Le projet est attendu et partagé
Une large majorité des participants à la concertation a confirmé la nécessité de le réaliser. Les objectifs de finalisation des raccordements du pont à Sud III, d’amélioration du lien entre les deux rives de la Seine et de contribution au développement de l’Ecoquartier Flaubert ainsi qu’à l’accessibilité des installations industrialo-portuaires sont massivement partagés. 

L’itinéraire par le pont Flaubert ne constitue pas un contournement
Le pont Flaubert relie deux infrastructures radiales (Sud III et A 150) fortement circulées, qui desservent une zone urbanisée située à proximité du cœur de la métropole. La réalisation de ses accès définitifs rive gauche ne constituera pas un contournement. Le projet est pleinement complémentaire au projet de liaison A 28 - A 13/Contournement Est de Rouen.

Le projet participe à la réalisation d’un grand projet urbain
Il est conçu en cohérence avec le projet de l’Ecoquartier Flaubert porté par la Métropole Rouen Normandie. La requalification en voirie urbaine de l’extrémité de Sud III comprise entre l’échangeur de Stalingrad et l’avenue Jean Rondeaux favorise la transparence urbaine et assure l’accès privilégié à la Seine du secteur Nord du Petit-Quevilly. 

Le projet est volontariste sur le plan environnemental
L’Etat prend toutes les dispositions permettant de limiter les impacts sur l’environnement et le cadre de vie. Outre ses obligations, il fait, en particulier, le choix d’installer des protections phoniques sur l’intégralité du linéaire du projet. Il envisage une qualité environnementale du chantier proche du niveau permettant une certification. 

Le projet est à dimension multimodale
Le projet s’articule avec la politique de transports en commun de la Métropole Rouen Normandie qui prévoit les futures lignes T4 et T5. Il permet également de préserver les moyens de desserte ferroviaire actuels (pour les activités portuaires, logistiques et industrielles) et futurs (ligne nouvelle Paris-Normandie) du secteur. 

Les accès rive droite ne sont pas oubliés
Dans le cadre du contrat de plan Etat - Région 2015 - 2020, intégrant un financement pour les études d’amélioration des accès rive droite, l’Etat réitère son engagement à lancer rapidement les réflexions correspondantes, en lien avec le projet urbain d’ensemble du secteur et en partenariat avec les services des collectivités intéressées. 

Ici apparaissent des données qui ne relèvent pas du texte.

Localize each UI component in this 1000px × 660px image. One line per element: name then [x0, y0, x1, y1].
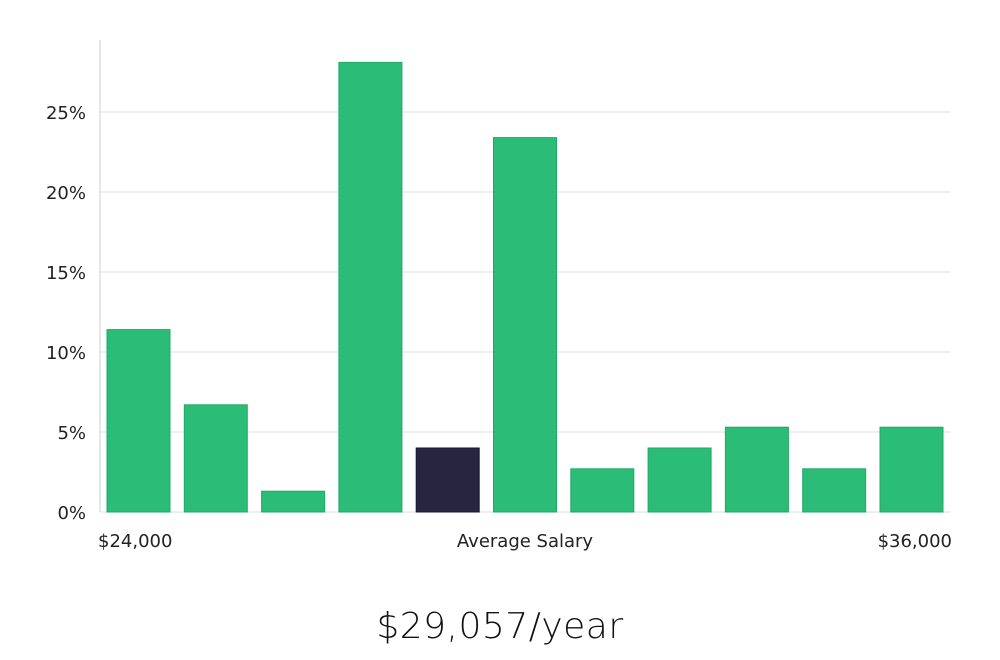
bars — [106, 61, 944, 513]
y-tick-label: 25% — [46, 103, 86, 124]
average-salary-value: $29,057/year — [376, 606, 624, 647]
y-tick-label: 10% — [46, 343, 86, 364]
highlighted-bar — [415, 447, 480, 513]
bar — [647, 447, 712, 513]
bar — [802, 468, 867, 513]
bar — [493, 137, 557, 513]
x-min-label: $24,000 — [98, 531, 172, 552]
bar — [183, 404, 248, 513]
y-tick-label: 5% — [57, 423, 86, 444]
bar — [724, 426, 789, 513]
y-tick-label: 15% — [46, 263, 86, 284]
x-axis-title: Average Salary — [457, 531, 594, 552]
salary-histogram: 0%5%10%15%20%25% $24,000 Average Salary … — [46, 40, 952, 552]
bar — [261, 490, 326, 513]
y-tick-label: 20% — [46, 183, 86, 204]
bar — [338, 61, 403, 513]
y-tick-label: 0% — [57, 503, 86, 524]
bar — [570, 468, 635, 513]
x-max-label: $36,000 — [878, 531, 952, 552]
y-axis-ticks: 0% 5% 10% 15% 20% 25% — [46, 103, 86, 524]
bar — [106, 329, 171, 513]
bar — [879, 426, 944, 513]
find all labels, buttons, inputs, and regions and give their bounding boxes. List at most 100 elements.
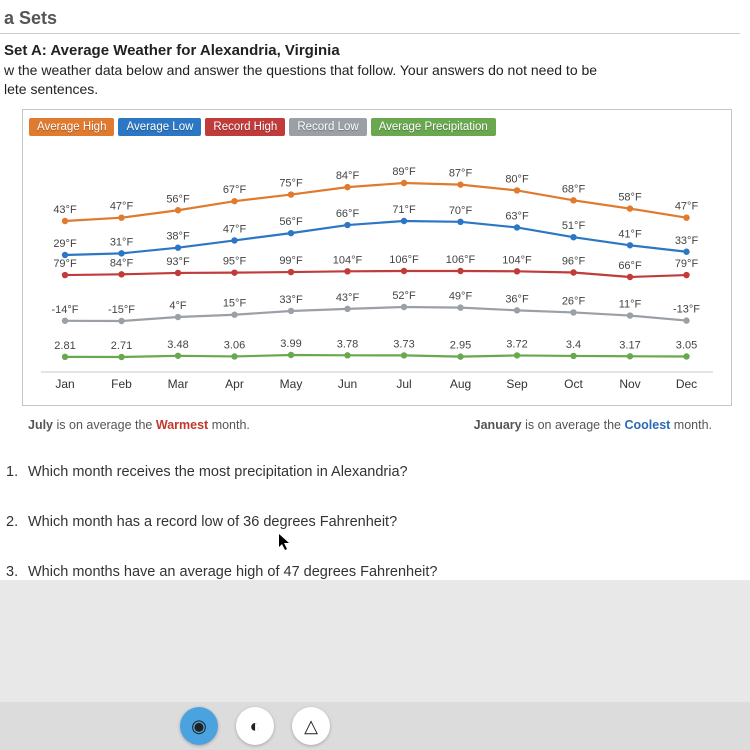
worksheet-page: a Sets Set A: Average Weather for Alexan… <box>0 0 750 580</box>
rec_high-value-label: 66°F <box>618 260 642 272</box>
section-header-partial: a Sets <box>0 8 740 34</box>
avg_high-line <box>65 183 687 221</box>
rec_high-dot <box>344 268 350 274</box>
rec_low-dot <box>175 314 181 320</box>
question-number: 1. <box>6 464 28 480</box>
avg_precip-dot <box>570 353 576 359</box>
legend-chip: Average High <box>29 118 114 136</box>
rec_high-value-label: 104°F <box>333 254 363 266</box>
rec_high-dot <box>457 268 463 274</box>
rec_low-value-label: 15°F <box>223 298 247 310</box>
legend-chip: Record Low <box>289 118 366 136</box>
photos-app-icon[interactable]: ◉ <box>180 707 218 745</box>
month-label: May <box>280 377 303 391</box>
rec_low-value-label: 52°F <box>392 290 416 302</box>
rec_low-value-label: 43°F <box>336 292 360 304</box>
avg_low-value-label: 47°F <box>223 223 247 235</box>
avg_precip-dot <box>231 353 237 359</box>
chrome-icon[interactable]: ◐ <box>236 707 274 745</box>
rec_high-dot <box>570 269 576 275</box>
rec_low-value-label: 26°F <box>562 295 586 307</box>
avg_high-value-label: 68°F <box>562 183 586 195</box>
avg_precip-dot <box>288 352 294 358</box>
month-label: Jun <box>338 377 357 391</box>
avg_low-dot <box>570 234 576 240</box>
avg_low-dot <box>627 242 633 248</box>
avg_high-dot <box>231 198 237 204</box>
cool-month: January <box>474 418 522 432</box>
rec_low-dot <box>570 309 576 315</box>
rec_high-value-label: 95°F <box>223 255 247 267</box>
avg_high-dot <box>683 214 689 220</box>
avg_high-dot <box>288 191 294 197</box>
avg_high-value-label: 47°F <box>675 200 699 212</box>
rec_low-value-label: 33°F <box>279 294 303 306</box>
avg_precip-dot <box>118 354 124 360</box>
avg_precip-value-label: 3.48 <box>167 339 188 351</box>
avg_high-value-label: 80°F <box>505 173 529 185</box>
avg_low-dot <box>118 250 124 256</box>
avg_high-dot <box>457 181 463 187</box>
weather-chart: Average HighAverage LowRecord HighRecord… <box>22 109 732 406</box>
question-list: 1.Which month receives the most precipit… <box>6 464 730 580</box>
rec_low-value-label: -15°F <box>108 304 135 316</box>
avg_precip-dot <box>627 353 633 359</box>
avg_low-value-label: 71°F <box>392 204 416 216</box>
avg_low-value-label: 29°F <box>53 238 77 250</box>
legend-chip: Average Low <box>118 118 201 136</box>
rec_low-dot <box>627 312 633 318</box>
rec_high-value-label: 79°F <box>675 258 699 270</box>
avg_low-dot <box>683 248 689 254</box>
rec_low-value-label: 36°F <box>505 293 529 305</box>
avg_low-value-label: 31°F <box>110 236 134 248</box>
question-number: 3. <box>6 564 28 580</box>
rec_high-value-label: 104°F <box>502 254 532 266</box>
rec_low-dot <box>344 305 350 311</box>
rec_low-line <box>65 307 687 321</box>
rec_low-dot <box>118 318 124 324</box>
month-label: Feb <box>111 377 132 391</box>
question: 1.Which month receives the most precipit… <box>6 464 730 480</box>
avg_precip-dot <box>457 353 463 359</box>
rec_low-value-label: 11°F <box>619 298 642 310</box>
month-label: Jan <box>55 377 74 391</box>
warmest-note: July is on average the Warmest month. <box>28 418 250 432</box>
avg_high-dot <box>627 205 633 211</box>
avg_precip-line <box>65 355 687 357</box>
avg_low-dot <box>231 237 237 243</box>
avg_precip-value-label: 2.95 <box>450 339 471 351</box>
instruction-line-1: w the weather data below and answer the … <box>4 62 597 78</box>
avg_precip-dot <box>401 352 407 358</box>
avg_low-dot <box>344 222 350 228</box>
rec_low-value-label: -14°F <box>51 304 78 316</box>
rec_low-dot <box>514 307 520 313</box>
rec_low-dot <box>401 304 407 310</box>
avg_low-value-label: 56°F <box>279 216 303 228</box>
avg_low-value-label: 66°F <box>336 208 360 220</box>
avg_high-value-label: 47°F <box>110 200 134 212</box>
rec_low-value-label: -13°F <box>673 303 700 315</box>
chart-canvas: 43°F47°F56°F67°F75°F84°F89°F87°F80°F68°F… <box>29 146 725 396</box>
rec_high-value-label: 106°F <box>389 254 419 266</box>
taskbar: ◉ ◐ △ <box>0 702 750 750</box>
rec_high-value-label: 93°F <box>166 256 190 268</box>
rec_high-dot <box>683 272 689 278</box>
avg_high-dot <box>401 180 407 186</box>
chart-notes: July is on average the Warmest month. Ja… <box>28 418 712 432</box>
rec_high-dot <box>231 269 237 275</box>
avg_low-dot <box>514 224 520 230</box>
month-label: Jul <box>396 377 411 391</box>
avg_precip-dot <box>514 352 520 358</box>
coolest-note: January is on average the Coolest month. <box>474 418 712 432</box>
avg_precip-value-label: 3.72 <box>506 338 527 350</box>
legend-chip: Record High <box>205 118 285 136</box>
month-label: Nov <box>619 377 640 391</box>
instruction-text: w the weather data below and answer the … <box>4 61 740 99</box>
drive-icon[interactable]: △ <box>292 707 330 745</box>
set-title: Set A: Average Weather for Alexandria, V… <box>4 42 740 59</box>
avg_precip-dot <box>62 353 68 359</box>
rec_high-dot <box>288 269 294 275</box>
avg_low-dot <box>457 218 463 224</box>
avg_low-value-label: 51°F <box>562 220 586 232</box>
avg_high-value-label: 67°F <box>223 184 247 196</box>
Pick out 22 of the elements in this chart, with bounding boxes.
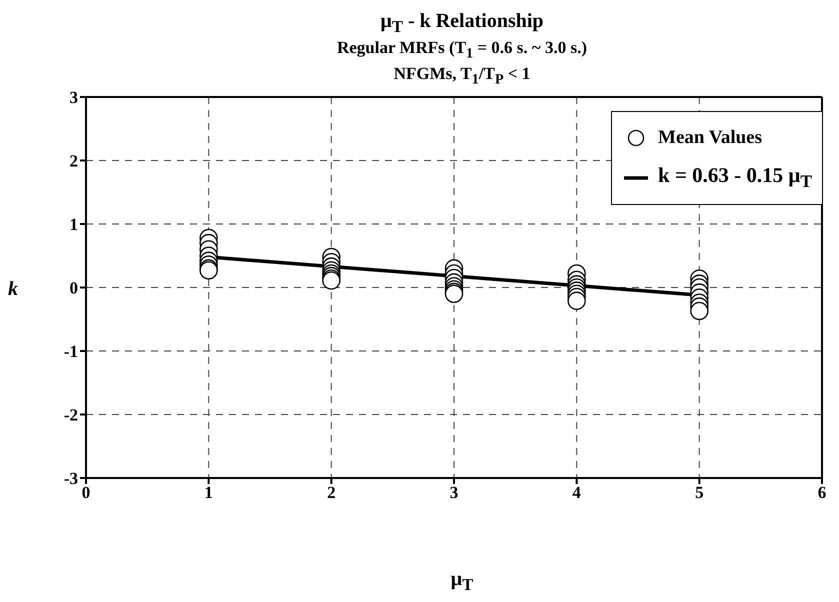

Le coût et les enjeux du projet sont proportionnés
Le projet est de haute technicité et s’inscrit dans un cadre urbain très contraint, marqué également par le passé industriel du site. Les travaux vont se dérouler sans interrompre la circulation sur le réseau de voiries du secteur, et notamment sur le pont Flaubert et Sud III, a n de préserver les activités économiques et de limiter la gêne des automobilistes. Les conséquences en termes de bruit seront minimisées par la mise en place d’écrans acoustiques sur toute la longueur de l’infrastructure. 

La plus grande attention sera portée à la phase "travaux"
Anticipation du chantier, ordonnancement fin, coordination avec les autres chantiers du secteur, maîtrise des gênes occasionnées, information maximale et transparence absolue constituent les exigences que se fixe la maîtrise d’ouvrage.